Feminicidio, auch femicidio/Femizid, also die Tötung von Frauen aufgrund ihrer Geschlechtszuschreibung, ist eine global anzutreffende Form von Gewalt, die in den letzten 30 Jahren besonders in den Ländern Lateinamerikas eine gravierende Zunahme erfahren hat. International traurig bekannt ist die nordmexikanische Grenzstadt Ciudad Juárez durch die seit den 1990er Jahren anhaltende Serie von systematischen und fast immer unaufgeklärt bleibenden, extrem grausamen Morden an Frauen. Die Coronakrise hat das Phänomen vielerorts noch verschärft. Im ersten Halbjahr 2020 stieg die Femizidrate in Mexiko um 9,3 Prozent, fast 500 sexistische Tötungsdelikte waren in dem Zeitraum allein in diesem Land zu registrieren. In den letzten 20 Jahren sind aber auch zivilgesellschaftliche und kulturelle Widerstands- und Protestbewegungen entstanden („Ni una más“, „Ni una menos“), die die Aufmerksamkeit auf diese spezielle Form der Gewalt und ihre Ursachen lenken, und politische Maßnahmen dagegen einfordern.
Wir werden uns im Seminar zunächst mit den gesellschaftlichen, psychologischen und (geo-)politischen Kontexten und Hintergründen des Phänomens auseinandersetzen (patriarchale, nachkoloniale und postdiktatorische Gesellschaftsordnungen und Geschlechternormen, Neoliberalismus und soziale Ungleichheit, bewaffnete Konflikte, Drogenkartelle, Korruption, Autoritätsverlust von Staatsmacht), sowie verschiedene wissenschaftliche Forschungen und Erklärungsansätze dazu kennenlernen.

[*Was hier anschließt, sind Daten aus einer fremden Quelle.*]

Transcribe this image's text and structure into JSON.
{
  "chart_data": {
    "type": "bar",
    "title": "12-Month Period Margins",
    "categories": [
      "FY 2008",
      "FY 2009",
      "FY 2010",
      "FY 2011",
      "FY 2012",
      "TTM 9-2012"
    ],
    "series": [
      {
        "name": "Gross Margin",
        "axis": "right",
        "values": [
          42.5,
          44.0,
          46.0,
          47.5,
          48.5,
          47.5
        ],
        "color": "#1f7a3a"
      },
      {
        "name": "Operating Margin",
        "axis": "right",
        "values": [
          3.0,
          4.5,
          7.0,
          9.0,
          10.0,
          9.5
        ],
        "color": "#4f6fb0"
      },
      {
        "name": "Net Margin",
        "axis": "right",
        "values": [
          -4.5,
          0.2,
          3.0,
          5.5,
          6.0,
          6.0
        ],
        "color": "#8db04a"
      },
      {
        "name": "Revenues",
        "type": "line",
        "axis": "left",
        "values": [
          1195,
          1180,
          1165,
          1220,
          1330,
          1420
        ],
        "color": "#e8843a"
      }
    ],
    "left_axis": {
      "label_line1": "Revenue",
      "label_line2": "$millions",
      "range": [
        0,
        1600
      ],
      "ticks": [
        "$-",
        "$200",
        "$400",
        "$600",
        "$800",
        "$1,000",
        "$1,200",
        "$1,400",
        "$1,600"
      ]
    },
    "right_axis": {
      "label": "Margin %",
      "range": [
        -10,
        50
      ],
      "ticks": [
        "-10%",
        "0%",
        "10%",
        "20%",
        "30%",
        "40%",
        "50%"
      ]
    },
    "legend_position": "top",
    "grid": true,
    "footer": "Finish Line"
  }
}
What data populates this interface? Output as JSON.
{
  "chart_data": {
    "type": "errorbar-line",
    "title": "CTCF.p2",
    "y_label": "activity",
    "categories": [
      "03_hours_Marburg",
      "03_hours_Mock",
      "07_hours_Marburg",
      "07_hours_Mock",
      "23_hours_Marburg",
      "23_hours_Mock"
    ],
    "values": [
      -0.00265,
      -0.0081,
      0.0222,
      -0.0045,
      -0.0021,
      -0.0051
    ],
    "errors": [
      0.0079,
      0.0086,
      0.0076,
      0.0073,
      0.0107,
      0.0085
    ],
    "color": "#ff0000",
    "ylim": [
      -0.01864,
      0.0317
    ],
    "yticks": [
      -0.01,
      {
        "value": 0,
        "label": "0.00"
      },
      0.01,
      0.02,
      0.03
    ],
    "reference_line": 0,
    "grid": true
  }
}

Im zweiten Teil des Seminars betrachten intermedial Formen der kulturellen Auseinandersetzung mit Feminicidios im lateinamerikanischen Kontext: Schriftsteller*innen, Filmschaffende, Künstler*innen und Aktivist*innen beziehen sich in unterschiedlicher Weise auf solche auch kollektiv traumatisierenden Ereignisse. In der detaillierten Analyse verschiedener Medien werden wir nach der Darstellbarkeit von Gewalt, nach der Problematik sensationalisierender Thematisierung z.B. in journalistischen Formaten oder breit vermarkteter Crime-Fiction, sowie nach den Potentialen des Widerstands, der Kritik oder sogar der Verarbeitung und ‚Heilung‘ in künstlerischen Artikulationen fragen. Das Motiv des Frauenmords wird dabei auch in historischen Beispielen aus Literatur und Kunst vergleichend in den Blick kommen.